ペトリューシュカ
通いのメイドのアンナが、倒れてる私を見つけて救急車を呼んだ。
私は死にそこね、スイスのローザンヌの病院に保護入院させられた。
何もかも遠のいて見える。ガラスビンの底から、世界をのぞいているように。
一体何日たったのか、何ヶ月たったのかわからない。
ある日、病院に一人のピアニストが、慰問に訪れた。
病院の倉庫にあった、アップライトピアノが出されて、調律がなされた。
ホールに集められて、コンサートに、なかば強制的に参加させられた。
彼が弾いた曲は……ペトルーシュカ第三楽章。
ストラヴィンスキーの難曲。私が唯一、弾きこなせなかった曲。
正確無比のタッチ。ありえない速度。金糸銀糸の豪奢なタペストリーのような鮮やかで、多彩な音色。
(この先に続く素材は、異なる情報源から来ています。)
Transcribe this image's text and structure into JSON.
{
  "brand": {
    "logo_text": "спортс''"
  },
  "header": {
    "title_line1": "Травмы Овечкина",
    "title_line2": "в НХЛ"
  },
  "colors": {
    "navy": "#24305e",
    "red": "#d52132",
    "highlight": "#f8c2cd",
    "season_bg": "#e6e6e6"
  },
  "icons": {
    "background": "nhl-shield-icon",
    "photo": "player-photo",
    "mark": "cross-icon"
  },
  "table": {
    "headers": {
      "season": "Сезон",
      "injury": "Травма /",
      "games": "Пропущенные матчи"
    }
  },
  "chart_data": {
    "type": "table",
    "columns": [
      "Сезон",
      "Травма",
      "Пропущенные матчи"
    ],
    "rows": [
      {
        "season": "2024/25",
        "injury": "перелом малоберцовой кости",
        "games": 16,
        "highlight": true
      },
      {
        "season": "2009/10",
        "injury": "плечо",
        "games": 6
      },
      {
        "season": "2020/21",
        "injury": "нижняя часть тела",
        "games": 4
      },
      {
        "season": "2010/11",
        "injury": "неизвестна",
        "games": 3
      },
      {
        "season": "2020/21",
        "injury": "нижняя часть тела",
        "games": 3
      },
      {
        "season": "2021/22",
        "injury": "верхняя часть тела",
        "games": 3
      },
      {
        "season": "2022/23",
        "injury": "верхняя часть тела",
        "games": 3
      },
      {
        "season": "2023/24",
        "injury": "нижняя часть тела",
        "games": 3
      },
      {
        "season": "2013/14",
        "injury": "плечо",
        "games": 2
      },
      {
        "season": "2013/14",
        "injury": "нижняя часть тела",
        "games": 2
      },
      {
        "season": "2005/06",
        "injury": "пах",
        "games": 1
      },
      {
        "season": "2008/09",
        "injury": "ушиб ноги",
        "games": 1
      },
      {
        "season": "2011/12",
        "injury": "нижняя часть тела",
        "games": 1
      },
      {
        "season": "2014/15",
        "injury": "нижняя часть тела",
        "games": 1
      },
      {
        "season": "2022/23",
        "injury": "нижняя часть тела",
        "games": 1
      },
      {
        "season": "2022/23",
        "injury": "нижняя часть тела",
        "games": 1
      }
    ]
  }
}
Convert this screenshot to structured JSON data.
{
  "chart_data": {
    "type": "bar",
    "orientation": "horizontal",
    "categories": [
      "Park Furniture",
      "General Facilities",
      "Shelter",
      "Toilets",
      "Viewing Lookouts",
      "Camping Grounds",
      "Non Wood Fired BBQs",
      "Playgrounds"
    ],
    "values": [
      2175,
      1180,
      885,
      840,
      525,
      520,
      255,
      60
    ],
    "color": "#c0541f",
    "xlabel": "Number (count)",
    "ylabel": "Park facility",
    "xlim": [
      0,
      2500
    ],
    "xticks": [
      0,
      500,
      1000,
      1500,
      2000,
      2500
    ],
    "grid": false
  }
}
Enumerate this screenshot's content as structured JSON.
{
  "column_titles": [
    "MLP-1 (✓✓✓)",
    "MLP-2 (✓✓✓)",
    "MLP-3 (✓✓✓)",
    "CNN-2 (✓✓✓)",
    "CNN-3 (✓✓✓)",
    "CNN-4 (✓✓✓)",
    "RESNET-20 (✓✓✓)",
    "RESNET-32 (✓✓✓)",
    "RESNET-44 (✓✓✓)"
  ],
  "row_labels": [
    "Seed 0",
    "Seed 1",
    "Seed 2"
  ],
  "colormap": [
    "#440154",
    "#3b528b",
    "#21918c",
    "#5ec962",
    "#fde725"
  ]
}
ピアニストの名前をしっかりと覚えた。ミラノ在住マウリツィオ・ポリーニ。
私より2~3歳だけ、年上の彼が弾いたその曲は、少女時代、楽譜を見ただけで、卒倒しそうになった曲。
不協和音とテンポの合わせ方が難しく、投げ出してしまった曲だった。
これを弾ける人がいるのかしら……?
かなり手が大きく指が長くないとおさえられない和音がいっぱいあった。
それを、目の前で、あっさり演奏されて、私はショックを受けた。
コンサートが、終わって、ホールのピアノを弾いてみた。
さっき聴いたばかりのペトルーシュカ。
全然、指がまわらない。ペトルーシュカどころか、ろくに指が動かない。
弾かなくなって、時間が経ちすぎたのだ。
それに、自殺衝動を抑えるための、大量の薬を処方されてたために、全身の感覚が鈍いのだ。
もう、前みたいに弾けないかもしれない……。でも、それでも弾きたい。こんなところで、グズグズしてる暇はないのよ!
私は、倉庫にしまわれたアップライトピアノを毎日弾きにいった。指が動かないので、少しづつ慣らした。
薬の量も減らしてもらった。
少しづつ全身の感覚がよみがえって来るのを感じた。